Tim Wu recently had an interesting–albeit depressing–op ed in the New York Times.

Wu disagreed with the constant emphasis on American polarization and division, pointing out that there is really remarkable consensus among voters on a number of policy issues.

About 75 percent of Americans favor higher taxesfor the ultrawealthy. The idea of a federal law that would guarantee paid maternity leave attracts 67 percent support. Eighty-three percent favor strong net neutrality rulesfor broadband, and more than 60 percent want stronger privacy laws. Seventy-one percent think we should be able to buy drugs imported from Canada, and 92 percent want Medicare to negotiate for lower drug prices. The list goes on.

The defining political fact of our time is not polarization. It’s the inability of even large bipartisan majorities to get what they want on issues like these. Call it the oppression of the supermajority. Ignoring what most of the country wants — as much as demagogy and political divisiveness — is what is making the public so angry.

There is considerable research confirming this point. The opinions and desires of even large majorities of ordinary American citizens are far less likely to be the basis of policy than the desires and opinions of the wealthy and well-connected.

As Wu notes, this state of affairs is generally defended by arguing that “rank and file” of Americans aren’t experts on economic issues, and that economic policies should be developed by those who are.

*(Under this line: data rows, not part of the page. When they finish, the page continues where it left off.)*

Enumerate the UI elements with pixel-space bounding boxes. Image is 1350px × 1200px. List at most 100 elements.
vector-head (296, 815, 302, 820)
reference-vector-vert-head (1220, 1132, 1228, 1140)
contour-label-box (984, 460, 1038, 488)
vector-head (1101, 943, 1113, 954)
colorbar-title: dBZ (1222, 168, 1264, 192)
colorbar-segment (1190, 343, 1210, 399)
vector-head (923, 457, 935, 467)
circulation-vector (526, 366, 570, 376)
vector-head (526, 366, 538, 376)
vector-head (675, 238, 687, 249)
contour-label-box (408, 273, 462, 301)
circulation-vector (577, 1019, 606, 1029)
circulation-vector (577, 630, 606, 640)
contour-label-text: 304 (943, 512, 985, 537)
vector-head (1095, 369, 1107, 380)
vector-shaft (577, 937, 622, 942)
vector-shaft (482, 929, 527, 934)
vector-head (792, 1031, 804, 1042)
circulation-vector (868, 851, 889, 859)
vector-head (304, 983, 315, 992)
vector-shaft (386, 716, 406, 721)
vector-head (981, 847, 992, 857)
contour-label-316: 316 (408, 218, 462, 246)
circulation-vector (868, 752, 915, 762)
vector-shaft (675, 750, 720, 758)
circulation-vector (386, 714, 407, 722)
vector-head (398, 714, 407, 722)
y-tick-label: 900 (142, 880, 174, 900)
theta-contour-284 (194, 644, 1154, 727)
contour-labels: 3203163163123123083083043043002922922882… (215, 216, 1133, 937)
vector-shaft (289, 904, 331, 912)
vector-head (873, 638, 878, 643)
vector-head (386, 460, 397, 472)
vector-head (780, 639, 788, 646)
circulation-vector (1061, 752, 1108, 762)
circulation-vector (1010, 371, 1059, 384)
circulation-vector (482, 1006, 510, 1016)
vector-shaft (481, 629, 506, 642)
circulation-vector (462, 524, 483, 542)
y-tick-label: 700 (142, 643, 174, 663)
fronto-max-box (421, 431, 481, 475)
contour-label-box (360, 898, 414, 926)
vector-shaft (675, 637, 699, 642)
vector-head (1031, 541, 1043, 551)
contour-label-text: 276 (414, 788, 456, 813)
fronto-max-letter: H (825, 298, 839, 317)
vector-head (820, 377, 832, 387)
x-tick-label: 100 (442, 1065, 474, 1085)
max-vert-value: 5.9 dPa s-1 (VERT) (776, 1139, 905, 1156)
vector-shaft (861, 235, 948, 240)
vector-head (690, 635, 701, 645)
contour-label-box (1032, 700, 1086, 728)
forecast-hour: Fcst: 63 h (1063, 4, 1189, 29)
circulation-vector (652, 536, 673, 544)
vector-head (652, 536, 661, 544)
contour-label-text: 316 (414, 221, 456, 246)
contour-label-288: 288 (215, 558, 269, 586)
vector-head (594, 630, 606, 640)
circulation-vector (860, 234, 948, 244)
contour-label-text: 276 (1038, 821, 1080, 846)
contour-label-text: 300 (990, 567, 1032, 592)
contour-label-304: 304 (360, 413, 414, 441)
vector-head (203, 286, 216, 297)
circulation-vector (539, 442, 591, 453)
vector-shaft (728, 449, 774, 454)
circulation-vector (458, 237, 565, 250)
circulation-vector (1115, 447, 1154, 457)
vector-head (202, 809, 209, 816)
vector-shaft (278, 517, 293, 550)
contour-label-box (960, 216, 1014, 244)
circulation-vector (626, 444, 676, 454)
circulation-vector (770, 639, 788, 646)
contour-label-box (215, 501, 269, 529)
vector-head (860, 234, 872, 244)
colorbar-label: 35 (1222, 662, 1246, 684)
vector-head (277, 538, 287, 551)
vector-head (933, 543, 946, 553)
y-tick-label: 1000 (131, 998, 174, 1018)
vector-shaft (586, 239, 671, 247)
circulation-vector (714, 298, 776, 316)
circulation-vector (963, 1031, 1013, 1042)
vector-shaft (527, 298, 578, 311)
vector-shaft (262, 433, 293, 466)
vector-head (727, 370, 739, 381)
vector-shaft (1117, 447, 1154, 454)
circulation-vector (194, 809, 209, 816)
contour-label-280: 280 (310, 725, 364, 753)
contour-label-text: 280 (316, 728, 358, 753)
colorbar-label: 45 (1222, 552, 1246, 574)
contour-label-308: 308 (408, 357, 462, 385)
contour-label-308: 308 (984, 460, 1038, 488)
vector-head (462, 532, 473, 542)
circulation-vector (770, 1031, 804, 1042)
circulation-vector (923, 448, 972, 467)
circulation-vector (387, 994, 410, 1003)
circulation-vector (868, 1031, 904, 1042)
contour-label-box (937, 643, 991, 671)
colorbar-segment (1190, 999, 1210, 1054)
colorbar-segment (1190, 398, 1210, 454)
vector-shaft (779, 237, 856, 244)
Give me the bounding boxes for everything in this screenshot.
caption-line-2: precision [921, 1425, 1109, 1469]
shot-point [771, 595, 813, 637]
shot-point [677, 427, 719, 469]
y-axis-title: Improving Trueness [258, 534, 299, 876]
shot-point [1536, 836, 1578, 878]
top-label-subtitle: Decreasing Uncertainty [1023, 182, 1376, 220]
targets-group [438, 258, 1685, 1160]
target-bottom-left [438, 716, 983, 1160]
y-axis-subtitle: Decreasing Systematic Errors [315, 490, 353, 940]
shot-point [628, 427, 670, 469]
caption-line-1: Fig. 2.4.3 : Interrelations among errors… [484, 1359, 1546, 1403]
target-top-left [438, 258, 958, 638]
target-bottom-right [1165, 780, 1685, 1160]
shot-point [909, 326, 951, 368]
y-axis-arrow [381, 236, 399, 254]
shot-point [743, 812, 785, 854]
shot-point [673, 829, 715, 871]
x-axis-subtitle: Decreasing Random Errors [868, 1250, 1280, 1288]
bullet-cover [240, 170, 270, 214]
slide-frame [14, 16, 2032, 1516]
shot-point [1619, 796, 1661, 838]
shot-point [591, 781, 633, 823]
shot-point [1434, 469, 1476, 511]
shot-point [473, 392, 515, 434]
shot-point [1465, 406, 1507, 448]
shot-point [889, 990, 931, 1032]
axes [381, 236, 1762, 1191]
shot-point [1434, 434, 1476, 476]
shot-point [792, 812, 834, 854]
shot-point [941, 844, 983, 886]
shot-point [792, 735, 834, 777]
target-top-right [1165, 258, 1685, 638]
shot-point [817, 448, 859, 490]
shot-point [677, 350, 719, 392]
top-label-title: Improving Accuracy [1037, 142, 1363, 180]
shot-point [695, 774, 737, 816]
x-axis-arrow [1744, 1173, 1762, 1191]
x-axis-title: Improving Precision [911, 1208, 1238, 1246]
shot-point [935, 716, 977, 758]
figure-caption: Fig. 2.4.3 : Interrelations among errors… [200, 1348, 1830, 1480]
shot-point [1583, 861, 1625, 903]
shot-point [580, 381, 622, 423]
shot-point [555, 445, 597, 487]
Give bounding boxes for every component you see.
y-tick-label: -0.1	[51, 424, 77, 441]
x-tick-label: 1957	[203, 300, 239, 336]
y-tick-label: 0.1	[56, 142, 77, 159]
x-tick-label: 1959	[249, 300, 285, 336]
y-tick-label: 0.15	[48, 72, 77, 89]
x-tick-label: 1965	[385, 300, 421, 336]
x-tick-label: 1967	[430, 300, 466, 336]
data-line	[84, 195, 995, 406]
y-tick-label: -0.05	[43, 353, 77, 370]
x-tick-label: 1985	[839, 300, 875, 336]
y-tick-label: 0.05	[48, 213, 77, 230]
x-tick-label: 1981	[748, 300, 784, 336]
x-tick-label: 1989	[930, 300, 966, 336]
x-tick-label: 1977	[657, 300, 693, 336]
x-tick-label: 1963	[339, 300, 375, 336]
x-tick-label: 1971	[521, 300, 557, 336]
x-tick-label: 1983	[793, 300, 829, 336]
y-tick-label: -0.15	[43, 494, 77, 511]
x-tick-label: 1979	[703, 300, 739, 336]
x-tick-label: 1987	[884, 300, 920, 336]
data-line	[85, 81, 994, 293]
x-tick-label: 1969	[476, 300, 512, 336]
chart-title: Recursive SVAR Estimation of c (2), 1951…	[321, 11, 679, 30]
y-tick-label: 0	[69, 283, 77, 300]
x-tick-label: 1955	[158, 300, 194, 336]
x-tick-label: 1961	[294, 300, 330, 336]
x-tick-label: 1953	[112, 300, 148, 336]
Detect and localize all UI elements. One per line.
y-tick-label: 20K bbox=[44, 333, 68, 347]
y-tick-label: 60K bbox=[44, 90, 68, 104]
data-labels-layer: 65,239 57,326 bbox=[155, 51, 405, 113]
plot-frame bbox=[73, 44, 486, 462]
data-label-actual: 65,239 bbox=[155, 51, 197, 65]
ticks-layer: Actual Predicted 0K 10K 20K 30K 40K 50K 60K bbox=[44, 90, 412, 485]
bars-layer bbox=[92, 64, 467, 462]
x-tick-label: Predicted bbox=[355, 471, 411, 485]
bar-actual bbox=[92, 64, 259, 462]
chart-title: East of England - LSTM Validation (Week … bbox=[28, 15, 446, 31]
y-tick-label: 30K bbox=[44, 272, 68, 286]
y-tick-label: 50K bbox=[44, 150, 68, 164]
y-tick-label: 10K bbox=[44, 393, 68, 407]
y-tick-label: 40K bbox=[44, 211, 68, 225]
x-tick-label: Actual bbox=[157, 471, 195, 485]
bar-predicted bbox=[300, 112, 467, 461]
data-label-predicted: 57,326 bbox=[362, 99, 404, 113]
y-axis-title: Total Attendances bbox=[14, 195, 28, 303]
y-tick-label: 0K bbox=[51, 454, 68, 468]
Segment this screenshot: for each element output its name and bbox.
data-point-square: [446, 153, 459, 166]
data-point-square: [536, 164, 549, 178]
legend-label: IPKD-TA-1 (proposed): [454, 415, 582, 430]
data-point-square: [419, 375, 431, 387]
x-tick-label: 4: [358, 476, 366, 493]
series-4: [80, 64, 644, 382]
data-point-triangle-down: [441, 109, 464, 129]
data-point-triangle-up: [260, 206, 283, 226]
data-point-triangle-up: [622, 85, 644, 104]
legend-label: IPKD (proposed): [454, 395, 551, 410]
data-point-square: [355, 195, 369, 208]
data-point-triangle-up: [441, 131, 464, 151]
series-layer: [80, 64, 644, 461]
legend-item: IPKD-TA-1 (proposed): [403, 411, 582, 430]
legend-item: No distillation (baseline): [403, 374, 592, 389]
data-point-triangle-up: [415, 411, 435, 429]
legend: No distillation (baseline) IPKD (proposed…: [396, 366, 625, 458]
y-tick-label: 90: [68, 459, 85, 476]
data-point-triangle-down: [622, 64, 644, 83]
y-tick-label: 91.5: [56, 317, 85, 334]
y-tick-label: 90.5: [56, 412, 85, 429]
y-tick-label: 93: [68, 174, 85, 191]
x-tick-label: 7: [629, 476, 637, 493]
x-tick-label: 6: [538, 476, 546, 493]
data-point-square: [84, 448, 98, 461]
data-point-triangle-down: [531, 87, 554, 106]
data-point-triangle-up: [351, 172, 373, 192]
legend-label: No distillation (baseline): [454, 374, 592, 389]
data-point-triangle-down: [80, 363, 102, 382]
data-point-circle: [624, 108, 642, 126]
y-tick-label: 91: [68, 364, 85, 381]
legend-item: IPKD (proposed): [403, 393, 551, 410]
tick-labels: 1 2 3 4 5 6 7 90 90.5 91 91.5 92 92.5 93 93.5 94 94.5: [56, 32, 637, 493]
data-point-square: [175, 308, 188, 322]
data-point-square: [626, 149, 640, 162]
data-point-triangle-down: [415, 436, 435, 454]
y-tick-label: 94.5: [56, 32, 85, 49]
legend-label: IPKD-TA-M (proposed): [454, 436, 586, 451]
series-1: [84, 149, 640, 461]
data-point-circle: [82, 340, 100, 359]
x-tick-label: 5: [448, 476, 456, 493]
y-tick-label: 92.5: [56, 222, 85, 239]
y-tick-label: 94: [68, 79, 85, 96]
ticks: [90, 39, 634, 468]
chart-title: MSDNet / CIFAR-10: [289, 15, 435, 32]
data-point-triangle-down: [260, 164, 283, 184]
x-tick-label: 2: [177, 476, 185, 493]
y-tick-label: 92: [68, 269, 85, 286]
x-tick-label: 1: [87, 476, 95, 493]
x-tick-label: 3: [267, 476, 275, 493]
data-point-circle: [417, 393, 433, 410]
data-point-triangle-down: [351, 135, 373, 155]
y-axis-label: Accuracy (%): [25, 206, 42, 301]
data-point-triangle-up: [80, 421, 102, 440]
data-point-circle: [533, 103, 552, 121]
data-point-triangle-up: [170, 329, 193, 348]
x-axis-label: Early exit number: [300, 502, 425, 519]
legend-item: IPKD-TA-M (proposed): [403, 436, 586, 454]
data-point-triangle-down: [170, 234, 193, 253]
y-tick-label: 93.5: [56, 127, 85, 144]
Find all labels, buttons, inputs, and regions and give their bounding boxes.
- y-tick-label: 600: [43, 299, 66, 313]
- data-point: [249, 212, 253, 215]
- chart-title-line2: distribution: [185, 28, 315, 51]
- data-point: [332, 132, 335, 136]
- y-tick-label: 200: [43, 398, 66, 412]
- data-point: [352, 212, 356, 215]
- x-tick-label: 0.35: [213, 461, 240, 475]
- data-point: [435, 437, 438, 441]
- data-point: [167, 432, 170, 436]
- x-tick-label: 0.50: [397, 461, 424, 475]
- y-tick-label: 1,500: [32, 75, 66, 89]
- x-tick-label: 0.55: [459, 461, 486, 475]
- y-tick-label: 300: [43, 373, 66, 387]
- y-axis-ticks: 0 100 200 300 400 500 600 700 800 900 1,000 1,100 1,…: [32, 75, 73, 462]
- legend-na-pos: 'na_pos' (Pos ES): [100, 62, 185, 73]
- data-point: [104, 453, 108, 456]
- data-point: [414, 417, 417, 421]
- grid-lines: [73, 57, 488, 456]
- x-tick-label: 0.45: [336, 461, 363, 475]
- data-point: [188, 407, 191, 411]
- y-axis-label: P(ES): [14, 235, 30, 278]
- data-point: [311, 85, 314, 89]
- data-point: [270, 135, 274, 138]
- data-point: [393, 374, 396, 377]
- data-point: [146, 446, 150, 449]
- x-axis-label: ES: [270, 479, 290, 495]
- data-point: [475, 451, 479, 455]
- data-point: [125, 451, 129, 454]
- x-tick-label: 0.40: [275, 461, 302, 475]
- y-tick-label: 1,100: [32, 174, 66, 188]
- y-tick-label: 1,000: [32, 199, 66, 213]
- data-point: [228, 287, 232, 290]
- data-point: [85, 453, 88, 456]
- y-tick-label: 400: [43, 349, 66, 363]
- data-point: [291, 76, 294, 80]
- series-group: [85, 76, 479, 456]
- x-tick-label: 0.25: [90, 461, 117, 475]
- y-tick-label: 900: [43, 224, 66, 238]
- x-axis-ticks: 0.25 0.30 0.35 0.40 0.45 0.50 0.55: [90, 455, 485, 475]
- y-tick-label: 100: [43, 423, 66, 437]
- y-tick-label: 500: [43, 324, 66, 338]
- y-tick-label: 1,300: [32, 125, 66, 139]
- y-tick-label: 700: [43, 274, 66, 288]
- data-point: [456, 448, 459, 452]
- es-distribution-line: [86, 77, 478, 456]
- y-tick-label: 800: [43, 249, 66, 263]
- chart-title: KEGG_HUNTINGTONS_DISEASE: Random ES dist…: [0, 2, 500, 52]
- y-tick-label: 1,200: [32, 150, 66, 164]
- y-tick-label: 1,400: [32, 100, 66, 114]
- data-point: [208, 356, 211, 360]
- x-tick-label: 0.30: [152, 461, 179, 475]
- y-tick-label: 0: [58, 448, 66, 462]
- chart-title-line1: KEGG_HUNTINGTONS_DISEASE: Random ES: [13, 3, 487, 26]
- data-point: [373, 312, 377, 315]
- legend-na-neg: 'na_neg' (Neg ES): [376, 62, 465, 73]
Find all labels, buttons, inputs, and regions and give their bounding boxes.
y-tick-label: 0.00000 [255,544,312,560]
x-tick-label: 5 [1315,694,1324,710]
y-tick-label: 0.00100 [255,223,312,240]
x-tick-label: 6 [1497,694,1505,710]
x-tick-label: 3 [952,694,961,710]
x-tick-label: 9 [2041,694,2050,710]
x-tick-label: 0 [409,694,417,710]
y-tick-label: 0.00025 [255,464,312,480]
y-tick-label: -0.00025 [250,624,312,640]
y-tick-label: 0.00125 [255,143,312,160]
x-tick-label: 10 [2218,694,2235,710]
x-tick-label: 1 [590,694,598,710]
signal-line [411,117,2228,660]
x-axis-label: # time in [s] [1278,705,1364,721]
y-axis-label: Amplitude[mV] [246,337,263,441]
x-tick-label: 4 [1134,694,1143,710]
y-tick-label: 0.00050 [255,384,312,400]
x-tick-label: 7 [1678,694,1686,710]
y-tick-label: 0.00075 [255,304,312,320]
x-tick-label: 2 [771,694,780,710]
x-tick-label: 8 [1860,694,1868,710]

It is true that policymaking requires expertise. But I don’t think members of the public are demonstrating ignorance when they claim that drug prices are too high, taxes could be fairer, privacy laws are too weak and monopolies are too coddled.

It is also true that majorities sometimes want things — “like bans on books, or crackdowns on minorities — that they should not be given.” But the issues under discussion do not implicate the restrictions imposed by the Bill of Rights. And many of these same policy preferences were legislated during the Progressive period.

In our era, it is primarily Congress that prevents popular laws from being passed or getting serious consideration. (Holding an occasional hearing does not count as “doing something.”) Entire categories of public policy options are effectively off-limits because of the combined influence of industry groups and donor interests. There is no principled defense of this state of affairs — and indeed, no one attempts to offer such a justification.

It is “the combined influence of industry groups and donors” that is the problem; those interests wield far more clout with lawmakers than We the People. They have effectively bought the federal government ‘s lawmaking apparatus–and the governments of the states have not been exempt.  (Thanks to gerrymandering and vote suppression, they have largely been able to ensure the electoral success of the candidates they’ve purchased.)

There is some hope that candidates who raise most of their funds from small-dollar donors will eventually “crowd out” the big-money interests, but it is unlikely that things will change much unless and until the Supreme Court overturns its previous decisions equating money with speech–or in the alternative, there is a constitutional amendment to that effect.

Meanwhile, we can argue about the proper terminology to apply to our governing system–plutocracy, oligarchy, kakistocracy–but we need to recognize that it is neither a republic or a democracy.